Random Access Memories
Daft Punk’s new album, Random Access Memories, finds them leaving behind the highly influential, riff-heavy EDM they originated to luxuriate in the sounds, styles, and production techniques of the 1970s and early ’80s.
Artist: Daft Punk
In the electronica landscape of the 1990s, Daft Punk first came over as a novelty. Funny band name, funny sound, funny masks, and a funny (and incredibly fun) hit called “Da Funk,” found on their debut album, Homework. They’ve come a long way since, but the playfulness remains, and so does their ability to surprise. Every new step in their career, whether positive (the landmark Discovery, their life-altering pyramid live shows), negative (the inert Human After All, their forgettable score for Tron), or somewhere in between (the film Electroma) has been met initially with a collective sense of puzzlement: “Now what’s this all about?”
Random Access Memories, the fourth proper studio album from Thomas Bangalter and Guy-Manuel de Homem-Christo, continues the trend. But the differences between their first three albums and this one are vast. RAM finds them leaving behind the highly influential, riff-heavy EDM they originated to luxuriate in the sounds, styles, and production techniques of the 1970s and early ’80s.
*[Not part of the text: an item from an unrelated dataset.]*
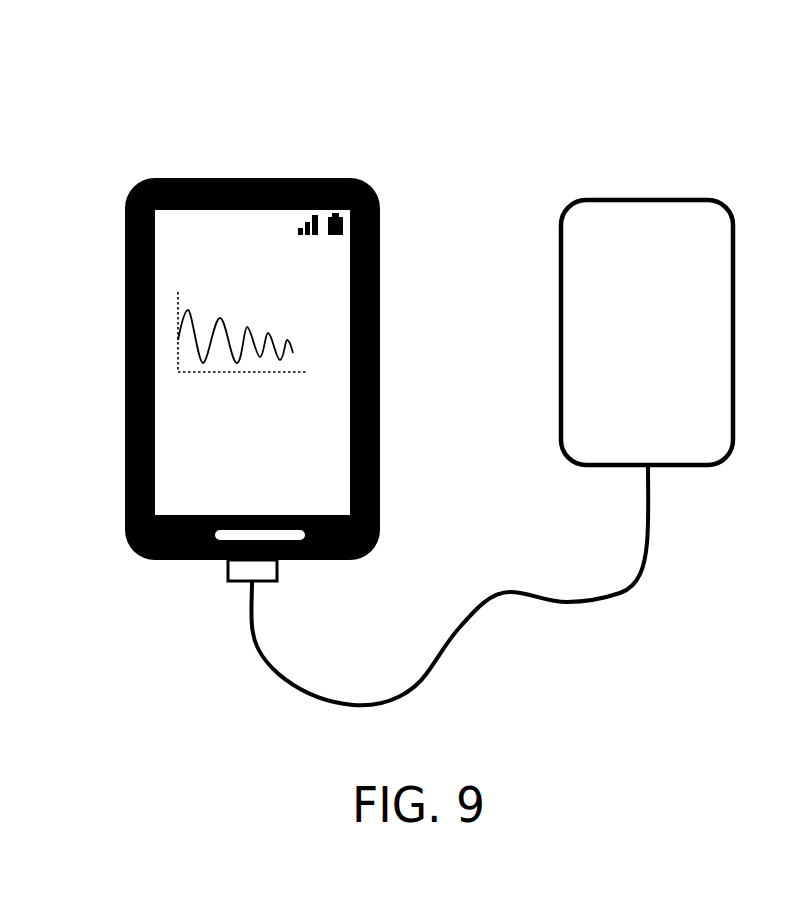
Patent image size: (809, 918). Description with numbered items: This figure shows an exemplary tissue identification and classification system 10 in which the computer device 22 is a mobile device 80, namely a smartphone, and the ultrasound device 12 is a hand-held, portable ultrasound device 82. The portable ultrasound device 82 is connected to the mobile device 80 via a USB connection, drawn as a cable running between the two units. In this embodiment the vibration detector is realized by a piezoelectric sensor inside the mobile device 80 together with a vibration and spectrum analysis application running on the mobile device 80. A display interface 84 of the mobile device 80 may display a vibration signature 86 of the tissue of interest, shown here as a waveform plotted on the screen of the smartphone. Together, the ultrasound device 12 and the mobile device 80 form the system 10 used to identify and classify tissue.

So we get a mix of disco, soft rock, and prog-pop, along with some Broadway-style pop bombast and even a few pinches of their squelching stadium-dance aesthetic. It’s all rendered with an amazing level of detail, with no expense spared. For RAM, Daft Punk recorded in the best studios, they used the best musicians, they added choirs and orchestras when they felt like it, and they almost completely avoided samples, which had been central to most of their biggest songs. Most of all, they wanted to create an album-album, a series of songs that could take the listener on a trip, the way LPs were supposedly experienced in another time.
About the artist
Daft Punk were a French electronic music duo formed in 1993 in Paris by Thomas Bangalter and Guy-Manuel de Homem-Christo. They achieved popularity in the late 1990s as part of the French house movement, combining elements of house music with funk, disco, rock and pop.